EUROPE - The European Parliament has approved a watered-down version of the portability directive but the paper will now go back to the Commission for more amendments in order to get the Council's approval.
The amended directive now accepted by MEPs in its first reading will guarantee a maximum vesting period of five years after which workers will be entitled to a pension under any supplementary pension arrangement offered by employers.
That said, companies will not be compelled to offer a supplementary pension.
Likewise, pension funds will not be required to make these rights portable but the directive seeks to ensure that people leaving a company will remain entitled to any supplementary pension benefits they accrued, and these dormant pension rights will also be protected against inflation.
"[In the first draft of 2005] the Commission had made a much more ambitious proposal which would have enabled workers to enjoy true portability of their pensions," commented Vladimír ·pidla, EU commissioner for Employment, Social Affairs and Equal Opportunities.
However, he welcomed parliament's work on the directive as a "real step in the right direction" and said he was "encouraged by the high level of debate on what is a complex and sensitive issue".
He believes the current draft "will greatly contribute to ensuring mobile workers face fewer barriers and that supplementary provision will continue to be successful and sustainable".
In its next step, the Commission will have to draft an amended proposal as the Council of Ministers, which will have to approve the directive unanimously in order for it to become law, had stated in May it would not be able to agree to the current draft.
The Dutch government had stated it feared the present proposal will allow deferred members to claim higher additional pensions without having made contributions and wants to prevent active members from having to pay the bill.
Once the commission has come up with an amended draft directive, it will then go through Parliament's employment committee again, followed by a second reading in a plenary session.

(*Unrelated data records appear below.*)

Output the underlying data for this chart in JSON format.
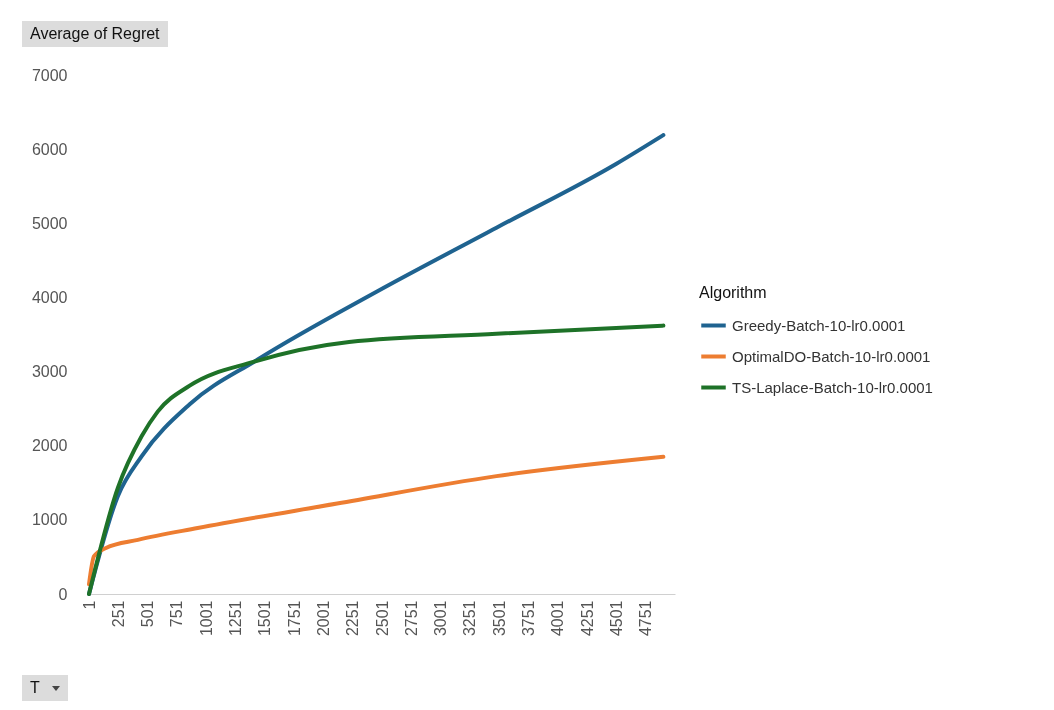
{
  "chart_data": {
    "type": "line",
    "title": "Average of Regret",
    "xlabel": "T",
    "legend_title": "Algorithm",
    "legend": "right",
    "grid": false,
    "line_style": "solid",
    "marker": "none",
    "xlim": [
      1,
      5000
    ],
    "xticks": [
      1,
      251,
      501,
      751,
      1001,
      1251,
      1501,
      1751,
      2001,
      2251,
      2501,
      2751,
      3001,
      3251,
      3501,
      3751,
      4001,
      4251,
      4501,
      4751
    ],
    "ylim": [
      0,
      7000
    ],
    "yticks": [
      0,
      1000,
      2000,
      3000,
      4000,
      5000,
      6000,
      7000
    ],
    "series": [
      {
        "name": "Greedy-Batch-10-lr0.0001",
        "color": "#1f6390",
        "x": [
          1,
          247,
          451,
          860,
          1437,
          2458,
          3477,
          4497,
          4901
        ],
        "values": [
          0,
          1320,
          1860,
          2560,
          3160,
          4080,
          4940,
          5800,
          6190
        ]
      },
      {
        "name": "OptimalDO-Batch-10-lr0.0001",
        "color": "#ed7d31",
        "x": [
          1,
          44,
          146,
          418,
          928,
          2118,
          3477,
          4901
        ],
        "values": [
          130,
          510,
          620,
          730,
          890,
          1220,
          1590,
          1850
        ]
      },
      {
        "name": "TS-Laplace-Batch-10-lr0.0001",
        "color": "#1e7228",
        "x": [
          1,
          247,
          451,
          587,
          860,
          1403,
          2220,
          3477,
          4901
        ],
        "values": [
          0,
          1430,
          2130,
          2460,
          2810,
          3130,
          3400,
          3510,
          3620
        ]
      }
    ]
  }
}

The council will then have to negotiate a compromise it can unanimously agree to.
A spokeswoman for the EU Parliament told IPE it was very difficult to say when the portability directive would return to parliament.
"It will depend on when the commission can come up with the amended draft and whether the Portuguese EU presidency [which will take over from Germany from July 1] will make the topic a priority," she said.
Portugal is one of the European countries where occupational pensions tend only to be paid out to employees who stay with the company until their retirement. Any European regulation which forced companies to guarantee a pension to every employee above the age of 25 and who has been with the company for five years would mean a major change for Portugese employers.